1. **Why does GitHub repo build work but manual Docker push fail?**
   - Same Dockerfile, same code, different behavior

2. **What's the difference in how RunPod handles these two deployment methods?**
   - Does RunPod execute containers differently?
   - Are there different networking/environment setups?

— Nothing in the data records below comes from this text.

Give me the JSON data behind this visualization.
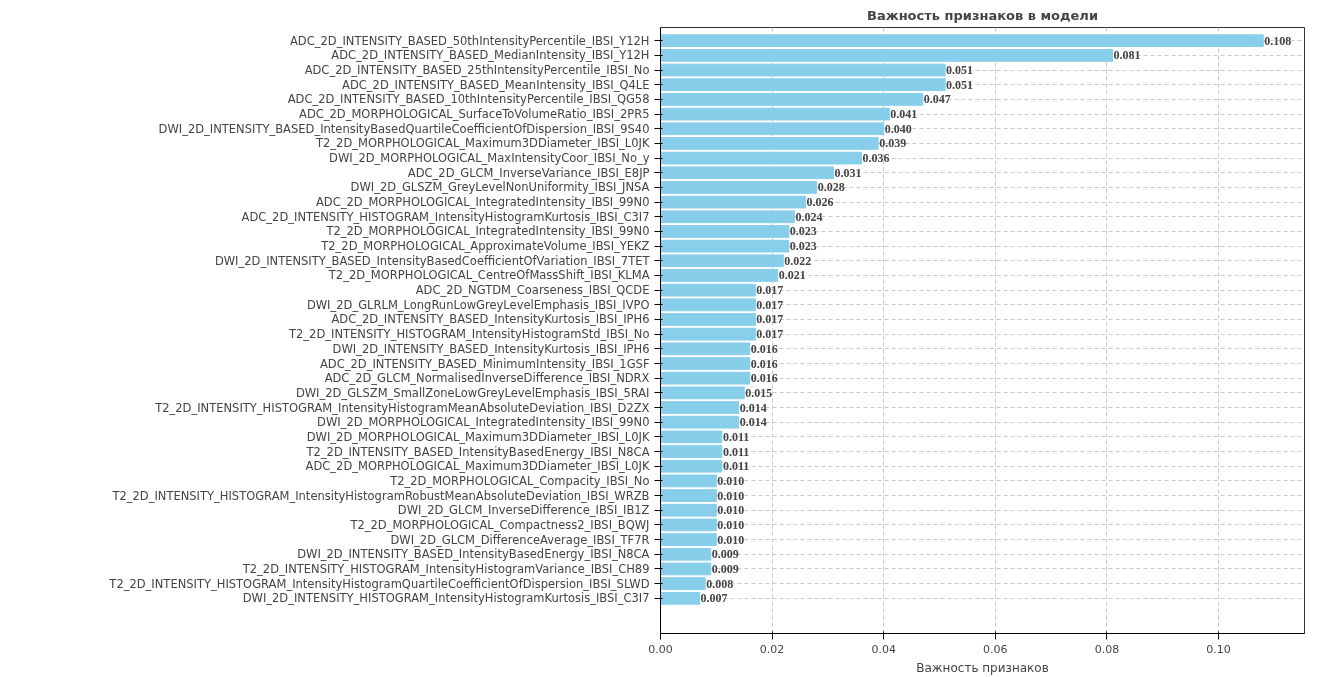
{
  "chart_data": {
    "type": "bar",
    "orientation": "horizontal",
    "title": "Важность признаков в модели",
    "xlabel": "Важность признаков",
    "categories": [
      "ADC_2D_INTENSITY_BASED_50thIntensityPercentile_IBSI_Y12H",
      "ADC_2D_INTENSITY_BASED_MedianIntensity_IBSI_Y12H",
      "ADC_2D_INTENSITY_BASED_25thIntensityPercentile_IBSI_No",
      "ADC_2D_INTENSITY_BASED_MeanIntensity_IBSI_Q4LE",
      "ADC_2D_INTENSITY_BASED_10thIntensityPercentile_IBSI_QG58",
      "ADC_2D_MORPHOLOGICAL_SurfaceToVolumeRatio_IBSI_2PR5",
      "DWI_2D_INTENSITY_BASED_IntensityBasedQuartileCoefficientOfDispersion_IBSI_9S40",
      "T2_2D_MORPHOLOGICAL_Maximum3DDiameter_IBSI_L0JK",
      "DWI_2D_MORPHOLOGICAL_MaxIntensityCoor_IBSI_No_y",
      "ADC_2D_GLCM_InverseVariance_IBSI_E8JP",
      "DWI_2D_GLSZM_GreyLevelNonUniformity_IBSI_JNSA",
      "ADC_2D_MORPHOLOGICAL_IntegratedIntensity_IBSI_99N0",
      "ADC_2D_INTENSITY_HISTOGRAM_IntensityHistogramKurtosis_IBSI_C3I7",
      "T2_2D_MORPHOLOGICAL_IntegratedIntensity_IBSI_99N0",
      "T2_2D_MORPHOLOGICAL_ApproximateVolume_IBSI_YEKZ",
      "DWI_2D_INTENSITY_BASED_IntensityBasedCoefficientOfVariation_IBSI_7TET",
      "T2_2D_MORPHOLOGICAL_CentreOfMassShift_IBSI_KLMA",
      "ADC_2D_NGTDM_Coarseness_IBSI_QCDE",
      "DWI_2D_GLRLM_LongRunLowGreyLevelEmphasis_IBSI_IVPO",
      "ADC_2D_INTENSITY_BASED_IntensityKurtosis_IBSI_IPH6",
      "T2_2D_INTENSITY_HISTOGRAM_IntensityHistogramStd_IBSI_No",
      "DWI_2D_INTENSITY_BASED_IntensityKurtosis_IBSI_IPH6",
      "ADC_2D_INTENSITY_BASED_MinimumIntensity_IBSI_1GSF",
      "ADC_2D_GLCM_NormalisedInverseDifference_IBSI_NDRX",
      "DWI_2D_GLSZM_SmallZoneLowGreyLevelEmphasis_IBSI_5RAI",
      "T2_2D_INTENSITY_HISTOGRAM_IntensityHistogramMeanAbsoluteDeviation_IBSI_D2ZX",
      "DWI_2D_MORPHOLOGICAL_IntegratedIntensity_IBSI_99N0",
      "DWI_2D_MORPHOLOGICAL_Maximum3DDiameter_IBSI_L0JK",
      "T2_2D_INTENSITY_BASED_IntensityBasedEnergy_IBSI_N8CA",
      "ADC_2D_MORPHOLOGICAL_Maximum3DDiameter_IBSI_L0JK",
      "T2_2D_MORPHOLOGICAL_Compacity_IBSI_No",
      "T2_2D_INTENSITY_HISTOGRAM_IntensityHistogramRobustMeanAbsoluteDeviation_IBSI_WRZB",
      "DWI_2D_GLCM_InverseDifference_IBSI_IB1Z",
      "T2_2D_MORPHOLOGICAL_Compactness2_IBSI_BQWJ",
      "DWI_2D_GLCM_DifferenceAverage_IBSI_TF7R",
      "DWI_2D_INTENSITY_BASED_IntensityBasedEnergy_IBSI_N8CA",
      "T2_2D_INTENSITY_HISTOGRAM_IntensityHistogramVariance_IBSI_CH89",
      "T2_2D_INTENSITY_HISTOGRAM_IntensityHistogramQuartileCoefficientOfDispersion_IBSI_SLWD",
      "DWI_2D_INTENSITY_HISTOGRAM_IntensityHistogramKurtosis_IBSI_C3I7"
    ],
    "values": [
      0.108,
      0.081,
      0.051,
      0.051,
      0.047,
      0.041,
      0.04,
      0.039,
      0.036,
      0.031,
      0.028,
      0.026,
      0.024,
      0.023,
      0.023,
      0.022,
      0.021,
      0.017,
      0.017,
      0.017,
      0.017,
      0.016,
      0.016,
      0.016,
      0.015,
      0.014,
      0.014,
      0.011,
      0.011,
      0.011,
      0.01,
      0.01,
      0.01,
      0.01,
      0.01,
      0.009,
      0.009,
      0.008,
      0.007
    ],
    "value_labels": [
      "0.108",
      "0.081",
      "0.051",
      "0.051",
      "0.047",
      "0.041",
      "0.040",
      "0.039",
      "0.036",
      "0.031",
      "0.028",
      "0.026",
      "0.024",
      "0.023",
      "0.023",
      "0.022",
      "0.021",
      "0.017",
      "0.017",
      "0.017",
      "0.017",
      "0.016",
      "0.016",
      "0.016",
      "0.015",
      "0.014",
      "0.014",
      "0.011",
      "0.011",
      "0.011",
      "0.010",
      "0.010",
      "0.010",
      "0.010",
      "0.010",
      "0.009",
      "0.009",
      "0.008",
      "0.007"
    ],
    "color": "#87ceeb",
    "grid": true,
    "xlim": [
      0,
      0.1154
    ],
    "xticks": [
      {
        "value": 0,
        "label": "0.00"
      },
      {
        "value": 0.02,
        "label": "0.02"
      },
      {
        "value": 0.04,
        "label": "0.04"
      },
      {
        "value": 0.06,
        "label": "0.06"
      },
      {
        "value": 0.08,
        "label": "0.08"
      },
      {
        "value": 0.1,
        "label": "0.10"
      }
    ]
  }
}
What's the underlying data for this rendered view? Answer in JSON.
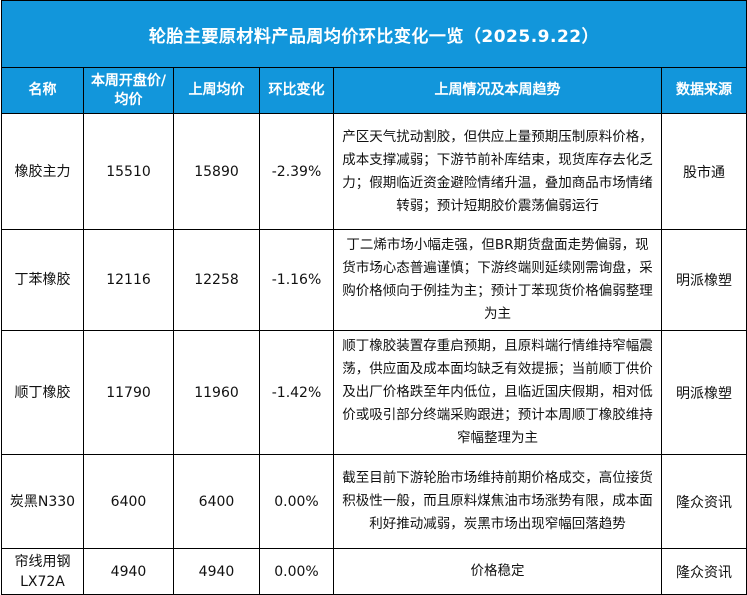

3. **Container dies after 2+ minutes - what could cause this?**
   - Not idle timeout (that's usually 60s+)
   - Container starts successfully (proven by simple test)
   - `runpod.serverless.start()` might be failing silently

4. **How can I debug what's happening inside the RunPod environment?**
   - Logs show container starts but then dies
   - No clear error messages
   - Need visibility into what RunPod is doing

## 📊 **Evidence**

### **What Works**
- ✅ GitHub repo builds and deploys successfully
- ✅ Simple test containers run for expected duration
- ✅ Docker image builds locally without errors
- ✅ All dependencies install correctly

### **What Fails**
- ❌ Manual Docker push containers die after 2+ minutes
- ❌ `runpod.serverless.start()` appears to fail silently
- ❌ No clear error messages in logs

## 🎯 **Specific Help Needed**

1. **Debugging guidance**: How to get more visibility into what's happening when the container dies?

2. **Deployment method differences**: What's different between GitHub builds vs manual pushes?

3. **Container lifecycle**: What could cause a container to die after 2+ minutes that's not idle timeout?

4. **RunPod serverless startup**: Common issues with `runpod.serverless.start()` failing?

## 📁 **Additional Context**
- Using RunPod Python SDK version 1.3.0
- Container has ~6GB of ML models
- Heavy dependencies: PyTorch, Blender, etc.
- Works perfectly when deployed via GitHub repo

**Please help! This has been blocking production deployment for days.**